Il a longuement hésité à assister à ces Fioritudes: «J'ai tout fait pour ne pas y aller. J'avais toutes les excuses: je n'avais pas dormi pendant quatre jours, j'étais sur les pilules.»

Après la première partie consacrée à des chansons du passé, Fiori regagnait la loge où il était à l'abri des regards quand il a entendu les premiers accords de la chanson Le monde est virtuel. Le rideau n'était même pas levé que le public applaudissait déjà.

Fiori raconte: «Je m'étais dit qu'ils allaient avoir un problème en arrivant avec le nouvel album après En pleine face et Depuis l'automne [d'Harmonium]. Mais non: à chaque fucking toune, les gens réagissaient et chantaient déjà le texte. C'est du jamais vu, pas juste au Québec, mais n'importe où dans le monde: jouer l'intégrale d'un disque lancé il y a trois mois alors que le chanteur n'est même pas là!»

Un cahier plein de notes

Fiori a viré à l'envers. «C'est une grande souffrance de laisser aller mon album, de ne pas être sur scène, mais de le recevoir. Quelqu'un d'autre commence à le chanter, se l'approprie et je tire sur la couverte, j'ai l'impression que le petit part à l'adoption.»

«Je n'ai jamais été dans un état aussi névrosé de déchirement, de joie et de peine. Ma blonde aussi: on braillait tous les deux, complètement débalancés, pas capables d'endurer ça.»

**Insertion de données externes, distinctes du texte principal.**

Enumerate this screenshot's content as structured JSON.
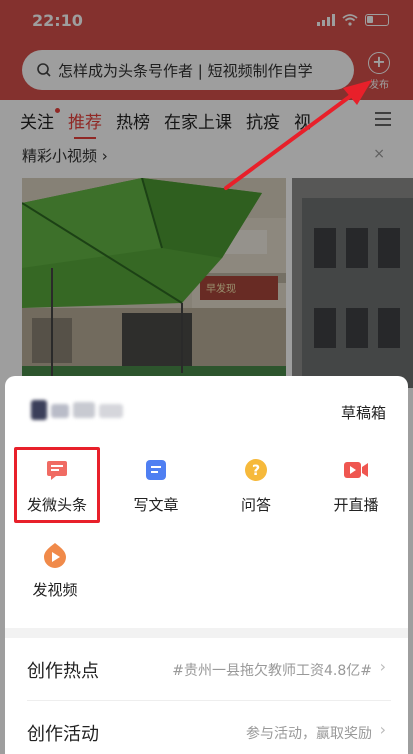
{
  "status": {
    "time": "22:10"
  },
  "header": {
    "search_text": "怎样成为头条号作者 | 短视频制作自学",
    "publish_label": "发布"
  },
  "tabs": [
    "关注",
    "推荐",
    "热榜",
    "在家上课",
    "抗疫",
    "视"
  ],
  "active_tab": "推荐",
  "feed": {
    "section_title": "精彩小视频 ›",
    "close": "×",
    "sign_text": "早发现"
  },
  "sheet": {
    "drafts_label": "草稿箱",
    "actions": [
      {
        "label": "发微头条",
        "icon": "micro-headline-icon",
        "color": "#f06b63"
      },
      {
        "label": "写文章",
        "icon": "article-icon",
        "color": "#4f7ff2"
      },
      {
        "label": "问答",
        "icon": "question-icon",
        "color": "#f6b93b"
      },
      {
        "label": "开直播",
        "icon": "live-stream-icon",
        "color": "#ef5650"
      },
      {
        "label": "发视频",
        "icon": "video-icon",
        "color": "#f08a4a"
      }
    ],
    "list": [
      {
        "title": "创作热点",
        "value": "#贵州一县拖欠教师工资4.8亿#",
        "chevron": "›"
      },
      {
        "title": "创作活动",
        "value": "参与活动，赢取奖励",
        "chevron": "›"
      }
    ]
  },
  "colors": {
    "header_red": "#d64f4b",
    "accent": "#e8423c",
    "annotation_red": "#e8202a"
  }
}
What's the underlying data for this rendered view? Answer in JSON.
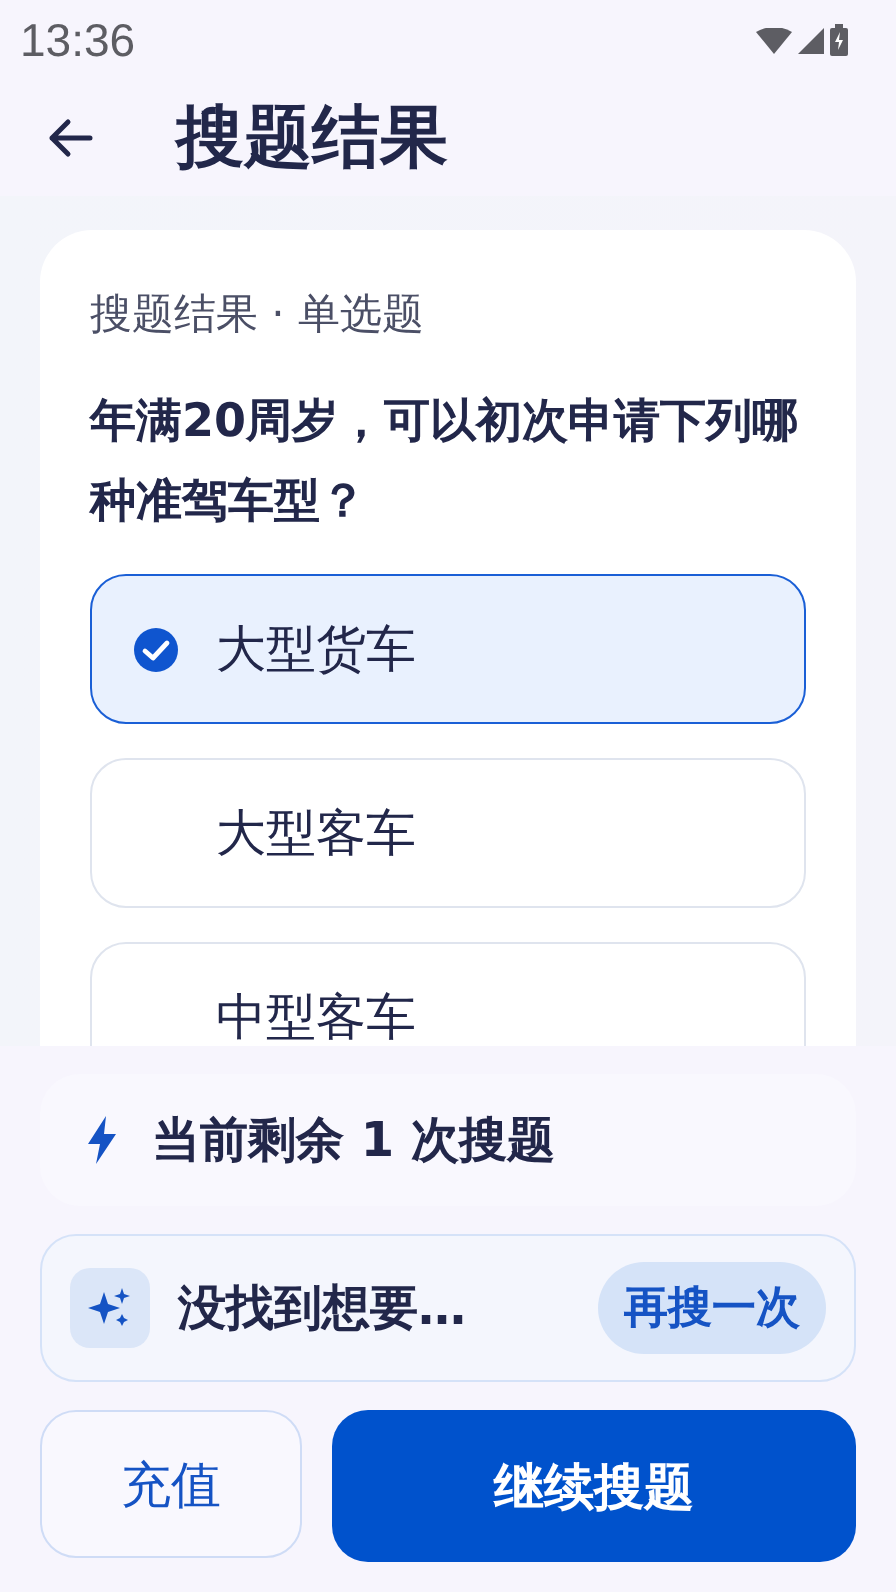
{
  "status_bar": {
    "time": "13:36"
  },
  "header": {
    "title": "搜题结果"
  },
  "result": {
    "label": "搜题结果 · 单选题",
    "question": "年满20周岁，可以初次申请下列哪种准驾车型？",
    "options": [
      {
        "text": "大型货车",
        "selected": true
      },
      {
        "text": "大型客车",
        "selected": false
      },
      {
        "text": "中型客车",
        "selected": false
      }
    ]
  },
  "remaining": {
    "text": "当前剩余 1 次搜题"
  },
  "retry": {
    "text": "没找到想要…",
    "button": "再搜一次"
  },
  "buttons": {
    "recharge": "充值",
    "continue": "继续搜题"
  }
}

Mais il s'est laissé prendre au jeu: «Je me voyais chanter sur scène. Il y a des bouts où j'y allais quasiment: attendez-moi, j'arrive! Quelqu'un d'autre peut interpréter cet album parce qu'il est neuf, mais, égoïstement, ma voix me manquait.»

Quand il a entendu sa propre voix, échantillonnée, dans la chanson Si bien, il aurait souhaité qu'on éteigne toutes les lumières pour que le public ne s'imagine pas qu'il chantait pour vrai depuis les coulisses et qu'il allait s'amener sur scène. «J'ai eu un flash: dans mon show, je vais m'asseoir sur scène, prendre une cigarette et un verre de vin... et on va écouter le disque!»

Fiori blague, mais il est sérieux quand il parle de la possibilité de présenter Fioritudes en tournée, auquel cas il voudrait intervenir dans sa préparation cette fois.

«Ce n'était pas mon show, je ne m'en suis pas mêlé et je l'ai reçu vraiment comme un hommage. Je n'écoutais vraiment pas ce qui marchait ou ne marchait pas, mais, quand j'avais une minute pour me calmer le pompon, je me disais: «Non, faut que tu doubles la voix là.» J'ai un cahier plein de notes pour en améliorer la texture. Après le show, en coulisses, Marc Pérusse, avec qui j'ai coréalisé l'album, m'a dit: «Fuck! Il manquait ton 50 %.»»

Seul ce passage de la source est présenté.